I've checked the above two points. My question is: How do people come up such a model for the highest weight representation $V(m)$? Are there any hidden backgrounds behind this construction? For example, using Lie groups to solve PDEs or something like that? (Since this action is quite similar to Leibniz rule, so maybe "taking derivations" is involved?)
My "attempts": When I was doing this exercise, I just blindly checked everything but not knew what was really going on. So I'm hoping for some references or explanations.
(I have read some basics on Lie groups in the scope of John Lee's "Introduction to Smooth Manifolds" before.)
Thank you all so much for your answers and comments :)

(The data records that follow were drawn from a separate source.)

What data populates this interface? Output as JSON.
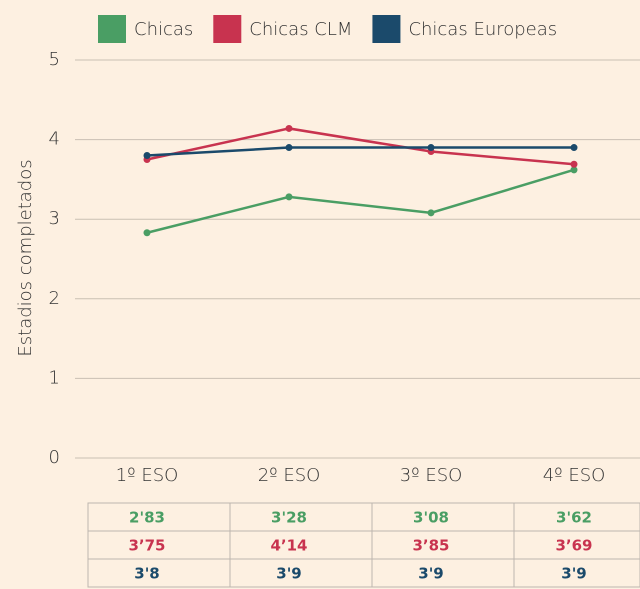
{
  "chart_data": {
    "type": "line",
    "y_label": "Estadios completados",
    "categories": [
      "1º ESO",
      "2º ESO",
      "3º ESO",
      "4º ESO"
    ],
    "series": [
      {
        "name": "Chicas",
        "color": "#4a9e64",
        "values": [
          2.83,
          3.28,
          3.08,
          3.62
        ],
        "value_labels": [
          "2'83",
          "3'28",
          "3'08",
          "3'62"
        ]
      },
      {
        "name": "Chicas CLM",
        "color": "#c8334f",
        "values": [
          3.75,
          4.14,
          3.85,
          3.69
        ],
        "value_labels": [
          "3’75",
          "4’14",
          "3’85",
          "3’69"
        ]
      },
      {
        "name": "Chicas Europeas",
        "color": "#1b4a6b",
        "values": [
          3.8,
          3.9,
          3.9,
          3.9
        ],
        "value_labels": [
          "3'8",
          "3'9",
          "3'9",
          "3'9"
        ]
      }
    ],
    "ylim": [
      0,
      5
    ],
    "yticks": [
      0,
      1,
      2,
      3,
      4,
      5
    ],
    "grid": true,
    "legend": "top"
  }
}
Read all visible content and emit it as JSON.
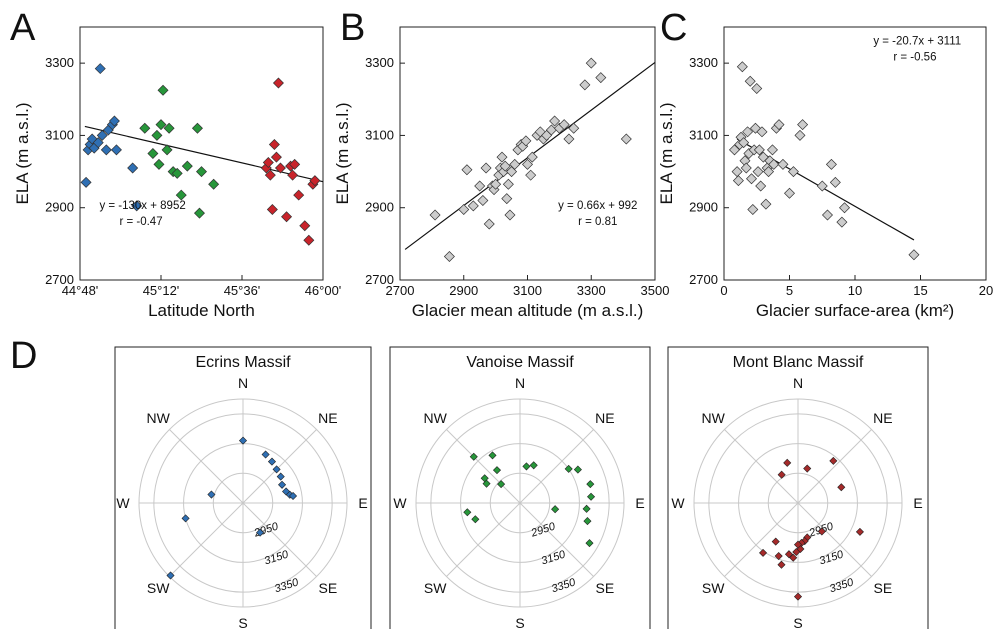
{
  "chart_data": [
    {
      "panel": "A",
      "type": "scatter",
      "xlabel": "Latitude North",
      "ylabel": "ELA (m a.s.l.)",
      "xlim": [
        44.8,
        46.0
      ],
      "ylim": [
        2700,
        3400
      ],
      "x_ticks": [
        {
          "v": 44.8,
          "label": "44°48'"
        },
        {
          "v": 45.2,
          "label": "45°12'"
        },
        {
          "v": 45.6,
          "label": "45°36'"
        },
        {
          "v": 46.0,
          "label": "46°00'"
        }
      ],
      "y_ticks": [
        2700,
        2900,
        3100,
        3300
      ],
      "equation": "y = -130x + 8952",
      "r": "r = -0.47",
      "fit": {
        "slope": -130,
        "intercept": 8952
      },
      "series": [
        {
          "color": "#2f6fb3",
          "points": [
            [
              44.83,
              2970
            ],
            [
              44.84,
              3060
            ],
            [
              44.85,
              3075
            ],
            [
              44.86,
              3090
            ],
            [
              44.87,
              3065
            ],
            [
              44.89,
              3080
            ],
            [
              44.9,
              3285
            ],
            [
              44.91,
              3100
            ],
            [
              44.93,
              3060
            ],
            [
              44.94,
              3115
            ],
            [
              44.96,
              3130
            ],
            [
              44.97,
              3140
            ],
            [
              44.98,
              3060
            ],
            [
              45.06,
              3010
            ],
            [
              45.08,
              2905
            ]
          ]
        },
        {
          "color": "#27963a",
          "points": [
            [
              45.12,
              3120
            ],
            [
              45.16,
              3050
            ],
            [
              45.18,
              3100
            ],
            [
              45.19,
              3020
            ],
            [
              45.2,
              3130
            ],
            [
              45.21,
              3225
            ],
            [
              45.23,
              3060
            ],
            [
              45.24,
              3120
            ],
            [
              45.26,
              3000
            ],
            [
              45.28,
              2995
            ],
            [
              45.3,
              2935
            ],
            [
              45.33,
              3015
            ],
            [
              45.38,
              3120
            ],
            [
              45.39,
              2885
            ],
            [
              45.4,
              3000
            ],
            [
              45.46,
              2965
            ]
          ]
        },
        {
          "color": "#c8242b",
          "points": [
            [
              45.72,
              3010
            ],
            [
              45.73,
              3025
            ],
            [
              45.74,
              2990
            ],
            [
              45.75,
              2895
            ],
            [
              45.76,
              3075
            ],
            [
              45.77,
              3040
            ],
            [
              45.78,
              3245
            ],
            [
              45.79,
              3010
            ],
            [
              45.82,
              2875
            ],
            [
              45.84,
              3015
            ],
            [
              45.85,
              2990
            ],
            [
              45.86,
              3020
            ],
            [
              45.88,
              2935
            ],
            [
              45.91,
              2850
            ],
            [
              45.93,
              2810
            ],
            [
              45.95,
              2965
            ],
            [
              45.96,
              2975
            ]
          ]
        }
      ]
    },
    {
      "panel": "B",
      "type": "scatter",
      "xlabel": "Glacier mean altitude (m a.s.l.)",
      "ylabel": "ELA (m a.s.l.)",
      "xlim": [
        2700,
        3500
      ],
      "ylim": [
        2700,
        3400
      ],
      "x_ticks": [
        2700,
        2900,
        3100,
        3300,
        3500
      ],
      "y_ticks": [
        2700,
        2900,
        3100,
        3300
      ],
      "equation": "y = 0.66x + 992",
      "r": "r = 0.81",
      "fit": {
        "slope": 0.66,
        "intercept": 992
      },
      "series": [
        {
          "color": "#cccccc",
          "points": [
            [
              2810,
              2880
            ],
            [
              2855,
              2765
            ],
            [
              2900,
              2895
            ],
            [
              2910,
              3005
            ],
            [
              2930,
              2905
            ],
            [
              2950,
              2960
            ],
            [
              2960,
              2920
            ],
            [
              2970,
              3010
            ],
            [
              2980,
              2855
            ],
            [
              2990,
              2960
            ],
            [
              2995,
              2950
            ],
            [
              3000,
              2965
            ],
            [
              3010,
              2990
            ],
            [
              3015,
              3010
            ],
            [
              3020,
              3040
            ],
            [
              3025,
              3000
            ],
            [
              3030,
              3015
            ],
            [
              3035,
              2925
            ],
            [
              3040,
              2965
            ],
            [
              3045,
              2880
            ],
            [
              3050,
              3000
            ],
            [
              3060,
              3020
            ],
            [
              3070,
              3060
            ],
            [
              3080,
              3075
            ],
            [
              3085,
              3070
            ],
            [
              3095,
              3085
            ],
            [
              3100,
              3020
            ],
            [
              3110,
              2990
            ],
            [
              3115,
              3040
            ],
            [
              3130,
              3100
            ],
            [
              3140,
              3110
            ],
            [
              3150,
              3090
            ],
            [
              3160,
              3100
            ],
            [
              3175,
              3115
            ],
            [
              3185,
              3140
            ],
            [
              3200,
              3120
            ],
            [
              3215,
              3130
            ],
            [
              3230,
              3090
            ],
            [
              3245,
              3120
            ],
            [
              3280,
              3240
            ],
            [
              3300,
              3300
            ],
            [
              3330,
              3260
            ],
            [
              3410,
              3090
            ]
          ]
        }
      ]
    },
    {
      "panel": "C",
      "type": "scatter",
      "xlabel": "Glacier surface-area (km²)",
      "ylabel": "ELA (m a.s.l.)",
      "xlim": [
        0,
        20
      ],
      "ylim": [
        2700,
        3400
      ],
      "x_ticks": [
        0,
        5,
        10,
        15,
        20
      ],
      "y_ticks": [
        2700,
        2900,
        3100,
        3300
      ],
      "equation": "y = -20.7x + 3111",
      "r": "r = -0.56",
      "fit": {
        "slope": -20.7,
        "intercept": 3111
      },
      "fit_range": [
        1,
        14.5
      ],
      "series": [
        {
          "color": "#cccccc",
          "points": [
            [
              0.8,
              3060
            ],
            [
              1.0,
              3000
            ],
            [
              1.1,
              2975
            ],
            [
              1.2,
              3075
            ],
            [
              1.3,
              3095
            ],
            [
              1.4,
              3290
            ],
            [
              1.5,
              3080
            ],
            [
              1.6,
              3030
            ],
            [
              1.7,
              3010
            ],
            [
              1.8,
              3110
            ],
            [
              1.9,
              3050
            ],
            [
              2.0,
              3250
            ],
            [
              2.1,
              2980
            ],
            [
              2.2,
              2895
            ],
            [
              2.3,
              3060
            ],
            [
              2.4,
              3120
            ],
            [
              2.5,
              3230
            ],
            [
              2.6,
              3000
            ],
            [
              2.7,
              3060
            ],
            [
              2.8,
              2960
            ],
            [
              2.9,
              3110
            ],
            [
              3.0,
              3040
            ],
            [
              3.2,
              2910
            ],
            [
              3.3,
              3010
            ],
            [
              3.4,
              3000
            ],
            [
              3.5,
              3030
            ],
            [
              3.7,
              3060
            ],
            [
              3.8,
              3020
            ],
            [
              4.0,
              3120
            ],
            [
              4.2,
              3130
            ],
            [
              4.5,
              3020
            ],
            [
              5.0,
              2940
            ],
            [
              5.3,
              3000
            ],
            [
              5.8,
              3100
            ],
            [
              6.0,
              3130
            ],
            [
              7.5,
              2960
            ],
            [
              7.9,
              2880
            ],
            [
              8.2,
              3020
            ],
            [
              8.5,
              2970
            ],
            [
              9.0,
              2860
            ],
            [
              9.2,
              2900
            ],
            [
              14.5,
              2770
            ]
          ]
        }
      ]
    },
    {
      "panel": "D",
      "type": "scatter",
      "projection": "polar",
      "rings": [
        2950,
        3150,
        3350
      ],
      "r_range": [
        2750,
        3450
      ],
      "directions": [
        "N",
        "NE",
        "E",
        "SE",
        "S",
        "SW",
        "W",
        "NW"
      ],
      "subplots": [
        {
          "title": "Ecrins Massif",
          "color": "#2f6fb3",
          "points": [
            [
              0,
              3170
            ],
            [
              25,
              3110
            ],
            [
              35,
              3090
            ],
            [
              45,
              3070
            ],
            [
              55,
              3060
            ],
            [
              65,
              3040
            ],
            [
              75,
              3050
            ],
            [
              80,
              3070
            ],
            [
              82,
              3090
            ],
            [
              150,
              2980
            ],
            [
              255,
              3150
            ],
            [
              285,
              2970
            ],
            [
              225,
              3440
            ]
          ]
        },
        {
          "title": "Vanoise Massif",
          "color": "#27963a",
          "points": [
            [
              315,
              3190
            ],
            [
              330,
              3120
            ],
            [
              325,
              3020
            ],
            [
              305,
              3040
            ],
            [
              300,
              3010
            ],
            [
              315,
              2930
            ],
            [
              10,
              3000
            ],
            [
              20,
              3020
            ],
            [
              55,
              3150
            ],
            [
              60,
              3200
            ],
            [
              75,
              3240
            ],
            [
              85,
              3230
            ],
            [
              95,
              3200
            ],
            [
              105,
              3220
            ],
            [
              120,
              3290
            ],
            [
              100,
              2990
            ],
            [
              250,
              3070
            ],
            [
              260,
              3110
            ]
          ]
        },
        {
          "title": "Mont Blanc Massif",
          "color": "#a52a2a",
          "points": [
            [
              345,
              3030
            ],
            [
              330,
              2970
            ],
            [
              15,
              2990
            ],
            [
              40,
              3120
            ],
            [
              70,
              3060
            ],
            [
              115,
              3210
            ],
            [
              140,
              3000
            ],
            [
              165,
              2990
            ],
            [
              170,
              3010
            ],
            [
              175,
              3020
            ],
            [
              177,
              3060
            ],
            [
              180,
              3030
            ],
            [
              182,
              3080
            ],
            [
              185,
              3120
            ],
            [
              190,
              3100
            ],
            [
              195,
              3180
            ],
            [
              200,
              3130
            ],
            [
              210,
              3050
            ],
            [
              215,
              3160
            ],
            [
              180,
              3380
            ]
          ]
        }
      ]
    }
  ],
  "labels": {
    "A": "A",
    "B": "B",
    "C": "C",
    "D": "D",
    "ring_labels": [
      "2950",
      "3150",
      "3350"
    ]
  }
}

 A: Question: "My question is: How do people come up such a model for the highest weight representation $V(m)$? Are there any hidden backgrounds behind this construction?"

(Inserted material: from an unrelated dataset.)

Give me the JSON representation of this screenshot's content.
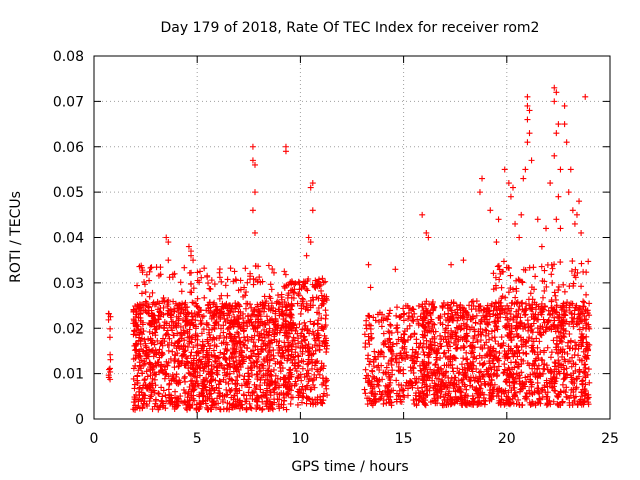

Answer: If you let $V:=\mathbb{F}\{e_1,e_2\}$ be a two dimensional vector space over $\mathbb{F}$ and $L:=\mathfrak{sl}(V)$, it follows all symmetric powers $S^d(V)$ and $S^d(V^*)$ are canonically $L$-modules. The symmetric power $S^d(V^*) \cong \mathbb{F}[x_1,x_2]_d$ is isomorphic to the vector space of degree d homogeneous polynomials in $x_i:=e_i^*$ - the dual basis. Most irreducible $SL(\mathbb{F}^n)$-modules can be constructed using tensor and exterior powers of the standard module $W:=\mathbb{F}^n$. There is an explicit construction of all irreducible finite dimensional $SL(W)$-modules as submodules of
$$S^{d_1}(W)\otimes S^{d_2}(\wedge^2 W) \otimes \cdots \otimes S^{d_{n-1}}(\wedge^{n-1} W).$$
Example: for $n=2$ you get a canonical map
$$W \otimes W \rightarrow \wedge^2 W \cong T$$
where $T$ is the trivial $SL(W)$-module ($\wedge^2 W$ is trivial since for all $g\in SL(W)$ we have $det(g)=1$). It follows
$$W \cong W^* \otimes T \cong W^*$$
Hence $S^d(W) \cong S^d(W^*)$ are isomorphic as $SL(W)$-modules for all $d \geq 1$ and as you have noted above: This gives all irreducible finite dimensional modules in the case when $n=2$.
More generally $\wedge^{n-1}W \cong W^*$ and $S^d(W^*) \cong S^d(\wedge^{n-1}W)$ are isomorphic as $SL(W)$-modules. You may view $W, \wedge^{n-1} W$ as a $GL(W)$ module and there is no isomorphism
$$W \cong W^*$$
as $GL(W)$-modules, since the determinant $T$ is non-trivial for $GL(W)$.